1. The abstract is too long, authors should summarize the key aspect and make it more concise. Particularly, the background information could be shortened.
2. The background information in the abstract does not properly connect the research gap. This should be improved. This study is about preferences of elder care facilities, background information should be focused on this.
3. Introduction: I suggest some of the figures should be moved to appendices. Can present the statistics without throwing in every table and figures.
4. Methods =Measures: Authors should be transparent on how some of the variables were measured. E.g., how economic status/ poor/ wealthy was measured?
5. Discussion: the discussion is too patchy. What do the findings mean for policy and practice? How do the findings add to existing literature and or differ from earlier reports around the world? Authors should consider expanding the discussion section to address these issues. The current discussion falls short of a full-length research article.
6. Conclusion is poorly written, and this may be due to the poor nature of the discussion section. Conclusion should capture take-home message/ key findings and their policy and practice implications. This, I cant find here.
Good luck!
acceptable
Author Response
Please see the attachment.
Author Response File: Author Response.pdf
Reviewer 2 Report
The research topic this article addresses is quite relevant, although the authors do not necessarily make that relevance explicit. Understanding preferences and expectations in a fast aging society is essential to plan future needs for formal care. Looking at choices considering variations in income and household models is rather intuitive and one would say not new.
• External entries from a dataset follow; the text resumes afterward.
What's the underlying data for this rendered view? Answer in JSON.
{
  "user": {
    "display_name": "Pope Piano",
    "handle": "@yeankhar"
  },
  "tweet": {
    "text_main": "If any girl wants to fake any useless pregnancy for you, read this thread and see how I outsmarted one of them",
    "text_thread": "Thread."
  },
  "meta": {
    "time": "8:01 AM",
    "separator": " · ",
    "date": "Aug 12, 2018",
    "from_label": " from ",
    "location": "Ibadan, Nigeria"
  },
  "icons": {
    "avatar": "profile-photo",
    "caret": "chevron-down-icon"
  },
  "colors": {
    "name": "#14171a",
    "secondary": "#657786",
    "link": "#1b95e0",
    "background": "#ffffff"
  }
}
Controlling for both and discussing their relative weight is where the paper's novelty is since this will help services brace for changes. One would expect some more literature review about preferences and their predictors and not so much data on how Japanese society is aging fast.
Choices of data are clearly presented and the authors describe well data sources and characteristics.
Data analysis raises some questions. Logistic regression models were used but authors present and read probabilities. You should be presenting the odds ratios and not write about probablities. The marginal effects in the models are the b coefficients? If yes, they are not changes in probabilities. They are changes in logits. Authors report r squared which is pretty meaningless for a multinomial logistic regression model. Shouldn't you be reporting other goodness-o-fit measures? Tables need to undergo verification for statistical soundness.
The discussion section does not offer any discussion but rather repeats the findings, already discussed in the section on findings. It would be expected to have authors drawing some conclusions about expressed preferences and their predictors in what concerns the literature on the topic and the practical implications for policy development in Japan.
Once article is revised it would benefit from some proof-reading by a native speaker or a professional editor.
Author Response
Please see the attachment.
Author Response File: Author Response.pdf
Round 2
Reviewer 2 Report
The authors have addressed all issues raised in the first review and have submitted a revised version that is now adequate for publication.
It is always good to have the final version revised by a native. I am not fully qualified to assess the soundness of the English but my impression is that it can benefit from a final revision.